The delay of a long-awaited official report on the British government’s decision to join the US-led war with Iraq in 2003 sparked outcry among legislators and political activists on Wednesday.
In a letter addressed to the British Prime Minister David Cameron, the chair of the inquiry, Sir John Chilcot, said that the delay was to allow for enough time for individuals to respond to criticism of them in the draft report.
“Until we have received and evaluated responses from all those who have been given the opportunity to respond, I cannot give an accurate estimate for how long it will then take to complete our work,” Chilcot wrote, stating that the report would not be published before the UK’s next general election, scheduled to take place in early May.
In a possible indication of the reasons for the latest delay, some of those who are likely to be criticized told the BBC that they had only received the draft in late December.
The independent inquiry was launched in July 2009, with the last witness giving evidence in February 2011 and publication of the report expected later the same year.
Previous delays in the report’s publication were attributed to disputes over the publication of details of conversations between former US President George W Bush and former British Prime Minister Tony Blair.
Several Members of Parliament expressed their anger at the latest delay.

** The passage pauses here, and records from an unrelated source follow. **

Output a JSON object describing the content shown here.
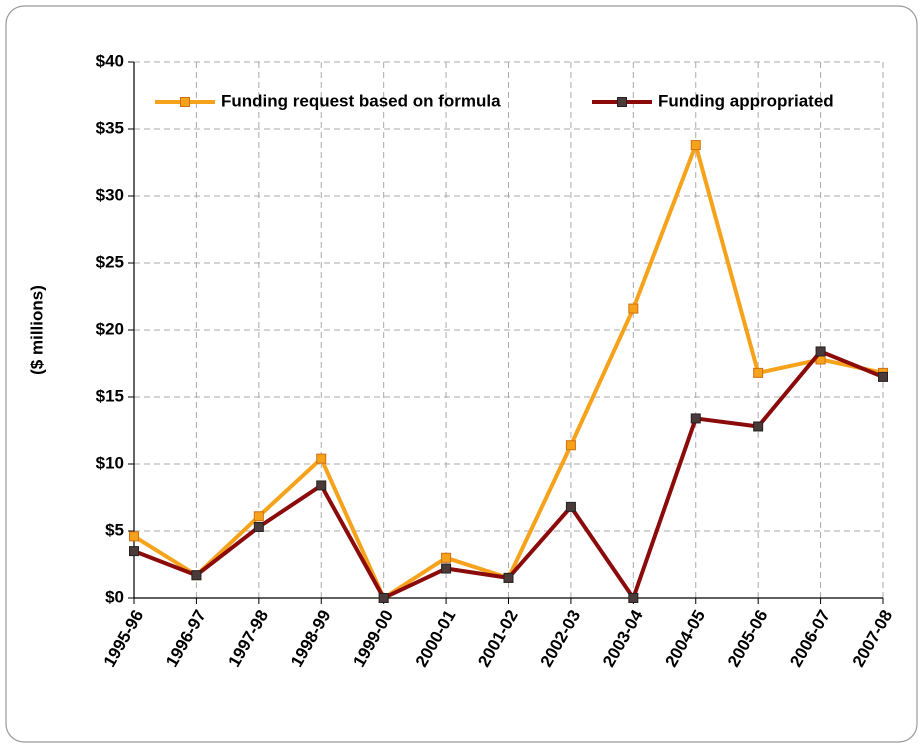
{
  "chart_data": {
    "type": "line",
    "y_label": "($ millions)",
    "categories": [
      "1995-96",
      "1996-97",
      "1997-98",
      "1998-99",
      "1999-00",
      "2000-01",
      "2001-02",
      "2002-03",
      "2003-04",
      "2004-05",
      "2005-06",
      "2006-07",
      "2007-08"
    ],
    "series": [
      {
        "name": "Funding request based on formula",
        "color": "#f7a21b",
        "marker_color": "#f7a21b",
        "values": [
          4.6,
          1.7,
          6.1,
          10.4,
          0,
          3.0,
          1.5,
          11.4,
          21.6,
          33.8,
          16.8,
          17.8,
          16.8
        ]
      },
      {
        "name": "Funding appropriated",
        "color": "#8b0a0a",
        "marker_color": "#4a3a3a",
        "values": [
          3.5,
          1.7,
          5.3,
          8.4,
          0,
          2.2,
          1.5,
          6.8,
          0,
          13.4,
          12.8,
          18.4,
          16.5
        ]
      }
    ],
    "ylim": [
      0,
      40
    ],
    "yticks": [
      {
        "value": 0,
        "label": "$0"
      },
      {
        "value": 5,
        "label": "$5"
      },
      {
        "value": 10,
        "label": "$10"
      },
      {
        "value": 15,
        "label": "$15"
      },
      {
        "value": 20,
        "label": "$20"
      },
      {
        "value": 25,
        "label": "$25"
      },
      {
        "value": 30,
        "label": "$30"
      },
      {
        "value": 35,
        "label": "$35"
      },
      {
        "value": 40,
        "label": "$40"
      }
    ],
    "grid": true,
    "legend": "top"
  }
}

MP Andrew Murrison tweeted: “Unbelievable. No Chilcot Iraq report before election. Hopeless. We can’t put up with this again.” A member of the House of Lords, Baroness Hussein-Ece, described the delay as an “abuse of democracy.”
Sir Richard Ottaway, the chair of the Commons foreign affairs committee, earlier said that the committee wanted Chilcot to give evidence to explain the delay in publication. Ottaway said he believed the report was intentionally being delayed, but he did not accuse any specific individuals of doing so.
David Cameron said he supported the committee’s request, but stated there was no evidence to suggest anyone was trying to deliberately delay or “dodge” the report.
However, in his response to Chilcot, he said: “I would have liked to have seen your report published already and certainly before the forthcoming election.”
Speaking in the British parliament on Wednesday, he described the delay as “extremely frustrating,” but added: “the responsibility [for the timing of the release of the report] lies squarely with the inquiry team . . . it would not be right for the prime minister to try and interfere.”
Cameron blamed the opposition Labour Party for delaying the setting up the inquiry in the first place, saying opposition leader Ed Miliband had voted “again and again and again” against it.
In response, Miliband said: “The inquiry was established six years ago, after our combat operations had ended. Frankly, my views on the Iraq war are well known and I want this inquiry published.”
Deputy Prime Minister Nick Clegg of the Liberal Democrats party also warned that the delay was likely to raise fears that individuals criticized in the report were attempting to prevent or delay its publication.
“The public have waited long enough and will find it incomprehensible that the report is not being published more rapidly than the open-ended timetable you have now set out,” he said in response to the news.
Chris Nineham, a spokesman for the UK’s Stop the War Coalition, a prominent anti-war umbrella organization, echoed claims that the delay was due to “delaying tactics by the guilty parties.”
“Tony Blair and his clique are desperately trying to challenge some of the things that have been put in [the draft report] about them,” he told Asharq Al-Awsat. “The establishment is closing ranks.”
Nineham also said he believed that the number of people facing criticism in the report was a factor in it being delayed.
“I suspect that from what we hear the remit of the inquiry has been widened, so some other cabinet ministers are being implicated in [the decision to invade Iraq].”
In a statement released on his behalf by his office on Wednesday, Blair denied accusations that he had attempted to delay or prevent the publication of the Chilcot report.
“We have repeatedly said that it is not true to say that Tony Blair has caused the delay in the report’s publication . . . On the contrary, he regrets this delay in its publication,” the statement said.